Environmentalists and consumer advocates rallied at the state Capitol on Tuesday, challenging the way regulators and state leaders have addressed the state's ongoing earthquake swarm.
The group protested Senate Bill 809, which last year limited the ability of communities and counties to regulate oil and natural gas production. Speakers also said the ongoing earthquake swarm has caused significant damage to homes and businesses throughout much of the state.
"We're talking about hundreds of events, not just one single event," said Lisa Griggs, a representative from the Logan County Coalition Against Induced Seismicity. "It's a cumulative effect."

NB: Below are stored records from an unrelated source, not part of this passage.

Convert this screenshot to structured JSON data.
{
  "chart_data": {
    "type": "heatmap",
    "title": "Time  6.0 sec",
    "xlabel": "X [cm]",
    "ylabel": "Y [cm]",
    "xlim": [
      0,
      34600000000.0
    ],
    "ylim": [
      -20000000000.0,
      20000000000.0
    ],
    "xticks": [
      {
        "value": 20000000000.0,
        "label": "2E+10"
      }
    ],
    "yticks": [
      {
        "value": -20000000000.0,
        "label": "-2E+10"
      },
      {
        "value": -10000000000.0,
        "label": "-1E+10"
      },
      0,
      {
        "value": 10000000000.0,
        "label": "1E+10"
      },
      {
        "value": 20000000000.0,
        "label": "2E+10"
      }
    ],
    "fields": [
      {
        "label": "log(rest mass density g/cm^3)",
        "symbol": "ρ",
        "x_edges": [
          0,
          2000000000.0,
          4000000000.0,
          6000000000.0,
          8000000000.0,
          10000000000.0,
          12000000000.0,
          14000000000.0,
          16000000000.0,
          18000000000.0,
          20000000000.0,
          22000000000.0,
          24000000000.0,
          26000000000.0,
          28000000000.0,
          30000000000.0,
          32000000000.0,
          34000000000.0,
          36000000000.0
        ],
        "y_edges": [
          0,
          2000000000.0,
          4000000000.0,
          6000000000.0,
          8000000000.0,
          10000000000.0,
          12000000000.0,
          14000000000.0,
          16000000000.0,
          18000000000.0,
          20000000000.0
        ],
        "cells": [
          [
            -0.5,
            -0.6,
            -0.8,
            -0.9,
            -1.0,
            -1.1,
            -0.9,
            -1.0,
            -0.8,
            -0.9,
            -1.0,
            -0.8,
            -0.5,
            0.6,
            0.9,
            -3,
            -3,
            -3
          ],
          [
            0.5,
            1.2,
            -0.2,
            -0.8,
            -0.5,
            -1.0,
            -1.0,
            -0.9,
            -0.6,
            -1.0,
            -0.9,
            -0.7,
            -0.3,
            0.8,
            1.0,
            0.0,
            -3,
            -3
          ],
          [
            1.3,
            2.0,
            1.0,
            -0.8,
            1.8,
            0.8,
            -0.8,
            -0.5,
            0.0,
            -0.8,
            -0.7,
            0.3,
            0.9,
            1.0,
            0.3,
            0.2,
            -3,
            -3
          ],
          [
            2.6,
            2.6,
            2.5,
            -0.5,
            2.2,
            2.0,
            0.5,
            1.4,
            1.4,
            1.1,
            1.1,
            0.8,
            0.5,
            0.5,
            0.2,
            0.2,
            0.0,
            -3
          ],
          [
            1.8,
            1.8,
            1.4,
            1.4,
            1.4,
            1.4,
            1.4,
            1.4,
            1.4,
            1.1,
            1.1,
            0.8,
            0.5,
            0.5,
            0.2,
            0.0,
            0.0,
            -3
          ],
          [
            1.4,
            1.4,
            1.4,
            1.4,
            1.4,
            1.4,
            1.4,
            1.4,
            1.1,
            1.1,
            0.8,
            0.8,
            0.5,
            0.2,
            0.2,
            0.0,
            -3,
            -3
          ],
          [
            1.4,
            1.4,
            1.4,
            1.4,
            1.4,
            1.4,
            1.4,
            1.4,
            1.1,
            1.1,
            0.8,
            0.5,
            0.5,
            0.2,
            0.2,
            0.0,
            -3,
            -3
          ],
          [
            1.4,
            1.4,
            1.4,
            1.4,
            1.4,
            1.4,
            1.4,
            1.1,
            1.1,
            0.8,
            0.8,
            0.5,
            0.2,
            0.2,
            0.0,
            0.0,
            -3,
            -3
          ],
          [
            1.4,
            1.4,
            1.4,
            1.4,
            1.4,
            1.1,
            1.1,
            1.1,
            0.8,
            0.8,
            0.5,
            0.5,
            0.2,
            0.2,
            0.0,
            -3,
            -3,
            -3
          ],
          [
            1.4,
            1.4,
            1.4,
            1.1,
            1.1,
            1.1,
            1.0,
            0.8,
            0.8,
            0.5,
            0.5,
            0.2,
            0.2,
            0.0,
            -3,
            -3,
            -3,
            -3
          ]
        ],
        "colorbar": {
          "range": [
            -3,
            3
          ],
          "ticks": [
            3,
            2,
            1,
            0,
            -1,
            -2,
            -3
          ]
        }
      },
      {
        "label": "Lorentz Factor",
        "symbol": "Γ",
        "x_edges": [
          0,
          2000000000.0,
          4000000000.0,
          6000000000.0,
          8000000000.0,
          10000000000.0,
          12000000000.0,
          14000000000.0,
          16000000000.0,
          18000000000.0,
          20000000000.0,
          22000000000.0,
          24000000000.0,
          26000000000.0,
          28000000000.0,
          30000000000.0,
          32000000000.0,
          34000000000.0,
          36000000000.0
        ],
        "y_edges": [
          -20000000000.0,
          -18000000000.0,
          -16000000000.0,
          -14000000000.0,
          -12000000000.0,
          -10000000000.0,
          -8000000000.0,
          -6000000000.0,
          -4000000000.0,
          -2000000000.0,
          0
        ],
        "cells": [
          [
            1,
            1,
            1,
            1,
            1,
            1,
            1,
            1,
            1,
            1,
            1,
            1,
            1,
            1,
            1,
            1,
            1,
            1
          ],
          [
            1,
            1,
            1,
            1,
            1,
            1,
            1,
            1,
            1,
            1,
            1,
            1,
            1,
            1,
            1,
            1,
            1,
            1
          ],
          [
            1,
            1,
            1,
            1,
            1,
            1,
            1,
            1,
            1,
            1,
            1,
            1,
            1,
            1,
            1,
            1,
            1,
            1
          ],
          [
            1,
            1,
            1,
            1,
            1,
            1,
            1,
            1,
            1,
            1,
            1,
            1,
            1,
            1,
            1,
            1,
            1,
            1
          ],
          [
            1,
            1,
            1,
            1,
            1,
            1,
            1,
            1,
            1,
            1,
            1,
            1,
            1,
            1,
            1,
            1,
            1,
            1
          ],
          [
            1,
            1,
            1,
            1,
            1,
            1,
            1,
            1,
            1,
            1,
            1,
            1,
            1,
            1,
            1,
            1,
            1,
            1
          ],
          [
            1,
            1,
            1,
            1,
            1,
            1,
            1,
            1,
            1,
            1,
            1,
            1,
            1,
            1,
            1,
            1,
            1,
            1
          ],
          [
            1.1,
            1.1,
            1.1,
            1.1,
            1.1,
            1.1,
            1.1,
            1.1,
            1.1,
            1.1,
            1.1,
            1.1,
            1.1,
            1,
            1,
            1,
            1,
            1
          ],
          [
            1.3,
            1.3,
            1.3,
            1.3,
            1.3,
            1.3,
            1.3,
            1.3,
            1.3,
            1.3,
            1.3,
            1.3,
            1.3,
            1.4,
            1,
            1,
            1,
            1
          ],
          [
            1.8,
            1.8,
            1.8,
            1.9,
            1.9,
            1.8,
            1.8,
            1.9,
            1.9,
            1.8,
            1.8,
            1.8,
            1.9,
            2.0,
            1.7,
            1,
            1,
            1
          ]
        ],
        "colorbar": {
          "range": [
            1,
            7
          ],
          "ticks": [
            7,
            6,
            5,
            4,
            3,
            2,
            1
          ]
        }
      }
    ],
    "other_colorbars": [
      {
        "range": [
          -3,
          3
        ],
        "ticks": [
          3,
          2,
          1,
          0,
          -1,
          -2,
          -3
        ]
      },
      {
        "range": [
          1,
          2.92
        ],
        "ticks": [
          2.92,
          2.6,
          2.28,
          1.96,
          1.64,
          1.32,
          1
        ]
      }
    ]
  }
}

Griggs said her home has experienced more than $100,000 in damage from earthquakes, including tiny cracks in the cinder-block foundation and mortar separated from brick around her home.
The event was sponsored and led by Rep. Richard Morrissette, D-Oklahoma City.
Following the rally, Sierra Club Conservation Committee chairwoman Kim Bartlett delivered a petition to Gov. Mary Fallin, asking her to take more direct action on the earthquake issue.
"We would like the governor to know that Oklahomans want her to personally engage on the issue — not to simply pass it off to a state agency," Bartlett said.
Gov. Fallin said she and state regulators have addressed the earthquakes by shutting in 90 disposal wells and reducing disposal volumes an additional more than 250 wells.
"I understand Oklahomans' concerns about earthquakes. That's why I created the Governor's Council on Seismic Activity in 2014," Fallin said in a statement Tuesday. "It has brought together regulators, researchers and industry representatives who have helped us get a handle on rising seismicity, allowing the Oklahoma Corporation Commission to take steps to control risk factors."
Chad Warmington, president of the Oklahoma Oil and Gas Association, said Tuesday that the energy industry is working with regulators and researchers to address the earthquake swarm.
“Everyone is working together to find answers to this very complex situation,” Warmington said. “Continued funding for research and continuing collaboration among regulators and oil and gas companies are crucial to finding solutions to these events and keeping the oil and gas industry a vital part of Oklahoma's economy.”
An Oklahoma Corporation Commission spokesman said the commission has taken more than 25 actions over the past three years to address the earthquakes.
The commission's latest directives include four phases of curtailing disposal volumes throughout central and northwestern Oklahoma. The fourth stage in the northwest plan will be completed at the end of April, and the final phase for the central area is scheduled for the end of May.